E questo tema violento è mostrato anche attraverso un montaggio aggressivo, che amplifica queste competizioni. Probabilmente i partecipanti che accettano queste mattanze credono di vincere, ma invece hanno solo perso. competizione.
Wall, the Wall di Yusuf Ölmez
Un cortometraggio che parte dalla concretezza (la costruzione di un gigantesco muro, la difficile vita lavorativa dei poveri turchi) e sfocia in un racconto metaforico. Questo altissimo muro che non permette di vedere cosa c’è al di là, diviene simbolo di divisori tra due nazioni.
E quando il protagonista, che è stato licenziato, cerca di poter parlare con il padrone, il racconto si tinge di rimandi kafkiani, perché non riuscirà mai a conoscere chi è il padrone (la mente oscura che ha ordinato la costruzione del muro). Non avrà mai risposte, come spesso accade.
FÁR di Gunnur Martinsdóttir Schlütter
Breve corto che inizialmente potrebbe sembrare una variazione de Gli uccelli (1963) di Alfred Hitchcock, mentre è una disamina sul cinismo che una persona può covare dentro di sé.
La giovane protagonista, sempre più apatica da quanto la circonda (le noiose chiacchiere lavorative dei colleghi), ha in quel casuale avvenimento una maniera per sfogare la propria rabbia interiore, adducendo scuse verso il gruppetto di persone che la sta osservando.

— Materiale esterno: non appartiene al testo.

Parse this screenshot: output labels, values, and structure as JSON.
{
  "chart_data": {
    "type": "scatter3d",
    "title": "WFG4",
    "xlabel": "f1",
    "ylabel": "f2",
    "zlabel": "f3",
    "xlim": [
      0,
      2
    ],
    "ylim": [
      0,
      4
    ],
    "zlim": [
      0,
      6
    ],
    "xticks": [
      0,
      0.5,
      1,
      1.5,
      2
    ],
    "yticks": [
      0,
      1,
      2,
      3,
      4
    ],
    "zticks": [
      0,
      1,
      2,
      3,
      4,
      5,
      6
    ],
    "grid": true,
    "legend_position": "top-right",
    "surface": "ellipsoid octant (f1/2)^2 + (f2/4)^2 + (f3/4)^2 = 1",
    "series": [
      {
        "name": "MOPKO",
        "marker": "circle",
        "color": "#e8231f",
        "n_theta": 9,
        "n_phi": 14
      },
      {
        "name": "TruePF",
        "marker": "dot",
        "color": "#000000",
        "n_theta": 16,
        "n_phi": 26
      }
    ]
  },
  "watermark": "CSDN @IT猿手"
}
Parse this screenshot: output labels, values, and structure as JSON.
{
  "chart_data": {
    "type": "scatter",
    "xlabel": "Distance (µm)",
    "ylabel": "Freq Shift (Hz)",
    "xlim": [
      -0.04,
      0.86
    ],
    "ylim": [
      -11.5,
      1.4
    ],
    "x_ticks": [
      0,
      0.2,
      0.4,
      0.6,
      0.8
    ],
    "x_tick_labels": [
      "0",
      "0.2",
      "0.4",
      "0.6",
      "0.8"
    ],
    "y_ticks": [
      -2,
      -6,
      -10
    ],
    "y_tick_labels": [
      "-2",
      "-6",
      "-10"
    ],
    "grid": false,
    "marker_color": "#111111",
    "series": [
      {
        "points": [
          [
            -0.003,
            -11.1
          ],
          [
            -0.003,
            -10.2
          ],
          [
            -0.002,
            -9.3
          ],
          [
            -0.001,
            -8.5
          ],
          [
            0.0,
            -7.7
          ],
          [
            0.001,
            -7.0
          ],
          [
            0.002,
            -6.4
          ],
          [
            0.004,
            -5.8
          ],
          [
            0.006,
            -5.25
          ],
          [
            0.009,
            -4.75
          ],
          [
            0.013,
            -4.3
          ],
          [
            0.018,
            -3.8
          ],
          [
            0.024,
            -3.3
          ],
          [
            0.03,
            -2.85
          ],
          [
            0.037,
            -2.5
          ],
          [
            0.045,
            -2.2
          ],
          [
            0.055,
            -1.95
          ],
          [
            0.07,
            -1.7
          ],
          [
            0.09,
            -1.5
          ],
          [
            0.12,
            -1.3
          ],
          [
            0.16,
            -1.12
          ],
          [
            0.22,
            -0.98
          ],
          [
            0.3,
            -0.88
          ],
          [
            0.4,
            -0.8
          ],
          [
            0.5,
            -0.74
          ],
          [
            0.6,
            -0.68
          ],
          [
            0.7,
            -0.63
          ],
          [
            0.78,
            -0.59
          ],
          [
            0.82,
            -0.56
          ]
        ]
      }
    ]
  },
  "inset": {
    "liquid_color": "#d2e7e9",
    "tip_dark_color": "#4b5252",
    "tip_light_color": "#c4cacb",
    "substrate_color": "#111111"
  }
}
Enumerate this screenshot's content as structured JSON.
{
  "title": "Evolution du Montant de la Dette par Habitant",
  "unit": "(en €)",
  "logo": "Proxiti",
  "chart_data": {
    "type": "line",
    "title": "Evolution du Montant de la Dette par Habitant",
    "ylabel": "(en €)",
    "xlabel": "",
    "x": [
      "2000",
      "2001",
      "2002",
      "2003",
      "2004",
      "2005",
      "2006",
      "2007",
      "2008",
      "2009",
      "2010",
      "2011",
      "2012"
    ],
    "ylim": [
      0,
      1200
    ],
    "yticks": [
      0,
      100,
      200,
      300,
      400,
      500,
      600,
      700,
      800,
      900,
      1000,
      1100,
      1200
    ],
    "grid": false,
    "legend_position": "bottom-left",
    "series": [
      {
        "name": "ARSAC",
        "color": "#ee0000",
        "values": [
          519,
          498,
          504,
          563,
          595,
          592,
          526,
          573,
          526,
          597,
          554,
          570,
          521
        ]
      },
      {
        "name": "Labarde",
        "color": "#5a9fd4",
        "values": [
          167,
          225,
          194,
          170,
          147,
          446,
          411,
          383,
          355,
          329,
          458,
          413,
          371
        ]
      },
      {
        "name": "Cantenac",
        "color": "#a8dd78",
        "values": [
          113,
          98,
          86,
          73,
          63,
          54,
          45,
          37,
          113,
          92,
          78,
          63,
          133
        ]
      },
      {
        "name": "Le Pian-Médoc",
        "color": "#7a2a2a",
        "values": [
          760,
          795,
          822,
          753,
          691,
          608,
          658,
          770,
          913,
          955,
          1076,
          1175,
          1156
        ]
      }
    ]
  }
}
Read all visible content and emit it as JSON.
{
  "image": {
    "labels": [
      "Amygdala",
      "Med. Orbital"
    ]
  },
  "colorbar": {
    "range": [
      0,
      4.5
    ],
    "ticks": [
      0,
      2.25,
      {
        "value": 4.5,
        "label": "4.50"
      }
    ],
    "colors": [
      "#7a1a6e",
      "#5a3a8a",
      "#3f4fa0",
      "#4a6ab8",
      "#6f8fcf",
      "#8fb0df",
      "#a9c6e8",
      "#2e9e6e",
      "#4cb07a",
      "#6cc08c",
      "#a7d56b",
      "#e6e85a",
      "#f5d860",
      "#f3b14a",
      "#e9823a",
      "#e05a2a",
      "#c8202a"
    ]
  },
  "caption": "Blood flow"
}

Le Roi David di Lila Pinell
Mediometraggio in cui si racconta di una ragazza, di estrazione proletaria, che cerca di uscir fuori dalla propria condizione sociale. Un tentativo di avanzamento che inizialmente è soltanto esteriore (il rifarsi il naso per sembrare più bella).
Ma questa voglia di fuggire, finanche all’estero, non si potrà mai attuare, perché dopotutto è lei stessa a non voler abbandonare quelle sue abitudini, che per quanto possano essere nocive, le hanno dato sempre un modo di vivere, di galleggiare.
Le Roi David rientrebbe nel Coming of Age, con la protagonista, sebbene non più adolescente – in modo stretto – che capisce la necessità di maturare, ma come sottolineano le battute finali, non ci sarà un vero e proprio cambiamento. Un mediometraggio realizzato in maniera lineare, a tratti documentaristico (la fuga dal centro commerciale, oppure le scene in strada), e dove le schegge artistiche (il Re Davide) sono appunto frammenti di sogno, di sublimazione.
Il disertore di Antonio Vezzari
Videoclip dell’omonima canzone di Turè Muschio che omaggia il poeta Bruno Misefari (1892-1936), soprannominato Furio il disertore. Misefari, anarchico e pacifista, disertò alla chiamata alle armi per la Prima guerra mondiale. E per tutta la sua vita si batté sempre contro le guerre.
Il videoclip ricostruisce, partendo dal testo, brevi pezzi della vita di Bruno, con uno stile fotografico che rievoca quel tempo passato.